This briefing looks in detail at the Withdrawal Agreement negotiated between the EU and UK and finalised on 14 November. It was endorsed by EU Member State leaders at a special European Council summit on 25 November and the UK Prime Minister has promoted it in the UK Parliament and around the country. The Agreement has been debated at length in Parliament on several occasions and, with the Political Declaration on the future EU-UK relationship, has been put to the so-called 'meaningful vote' twice - in January and March 2019. But the House of Commons has not yet endorsed it and time is running out for UK approval before the default exit date of 29 March 2019.Jump to full report >>
On 13 November 2018 the EU decided that “decisive progress” had been made in the Brexit negotiations, and on 14 November the European Commission and UK Government published a draft withdrawal agreement, together with three protocols (on the border between Ireland and Northern Ireland, the UK’s Sovereign Base Areas in Cyprus, and Gibraltar) and nine annexes.
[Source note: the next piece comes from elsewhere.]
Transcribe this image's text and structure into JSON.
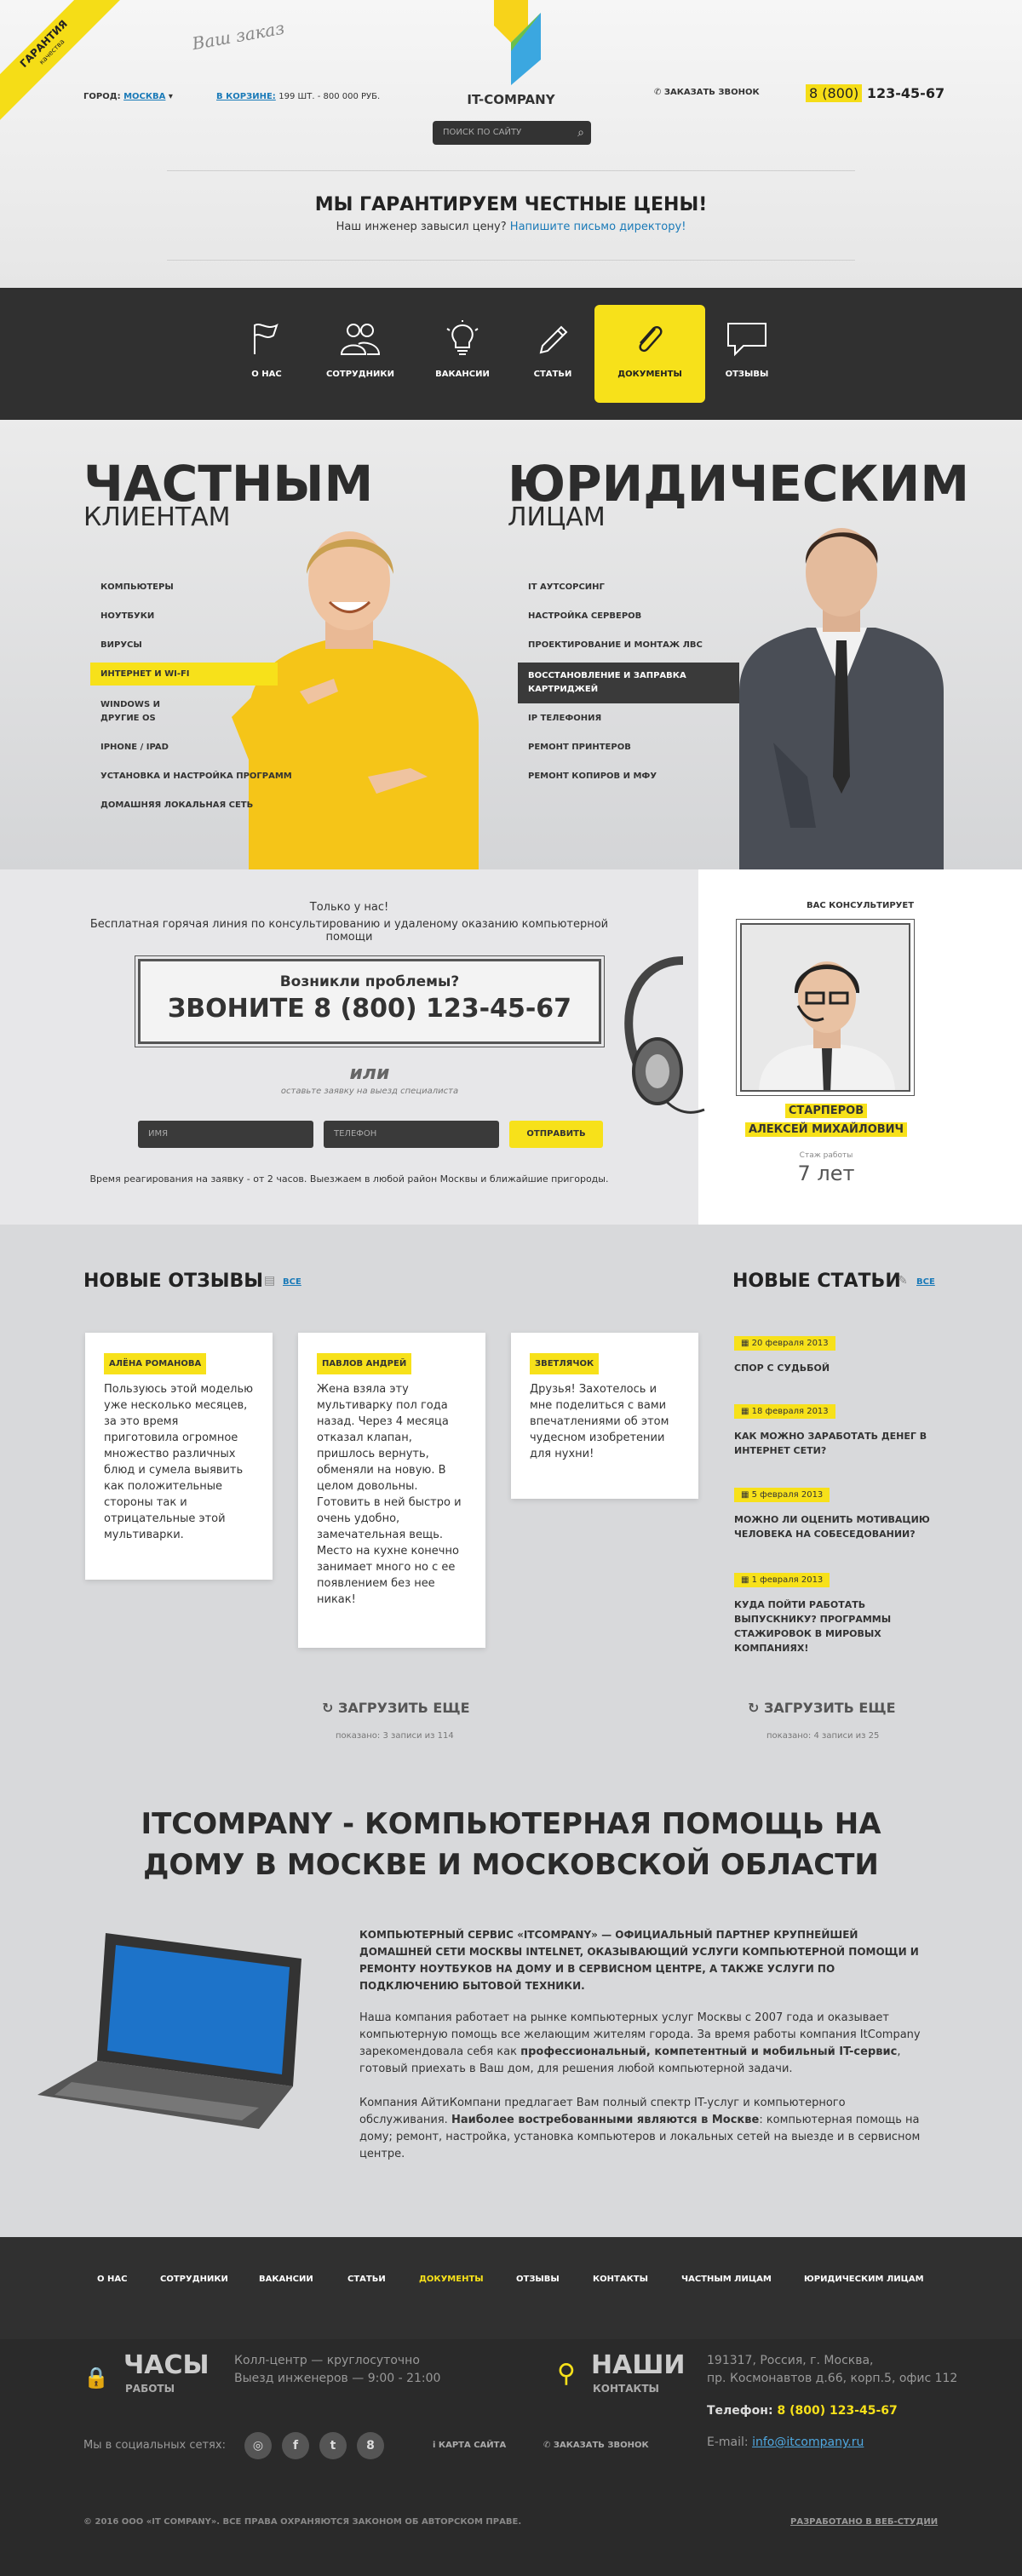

The text of the negotiated Withdrawal Agreement, together with the Political Declaration on the framework for future EU-UK relations, was endorsed by EU leaders at a specially convened European Council meeting on 25 November 2018.
Part 1 Common Provisions (p 6)
Part 2 Citizens’ Rights (p 16)
Part 3 Separation Provisions (p 69)
Part 4 Transition (p 196)
Part 5 Financial Provisions (p 210)
Part 6 institutional and Final Provisions (p 268).
Protocol on Ireland/Northern Ireland (p 302) and Annexes to Ireland/N.I. protocol (p 331)
Protocol on Sovereign Base Areas of UK in Cyprus (p 476)
Protocol on Gibraltar (p 496)
Annex I on Social Security Coordination (p 505)
Annex II on Provisions of EU law referred to in Article 41(4) (animal health) (p 529)
Annex III on Time limits for situations or customs procedures referred to in Article 49(1) (p 531)
Annex IV on List of networks, information systems and databases referred to in Articles 50, 53, 99 and 100 (p 533)
Annex V on Euratom (p 547)
Annex VI on List of administrative cooperation procedures referred to in Article 98 (p 552)
Annex VII on List of Acts/Provisions referred to in Article 128(6) (p 555)
Annex VIII on Rules of Procedure of the Joint Committee and Specialised Committees (p 560)
Annex IX, Rules of Procedure for dispute settlement (p 569)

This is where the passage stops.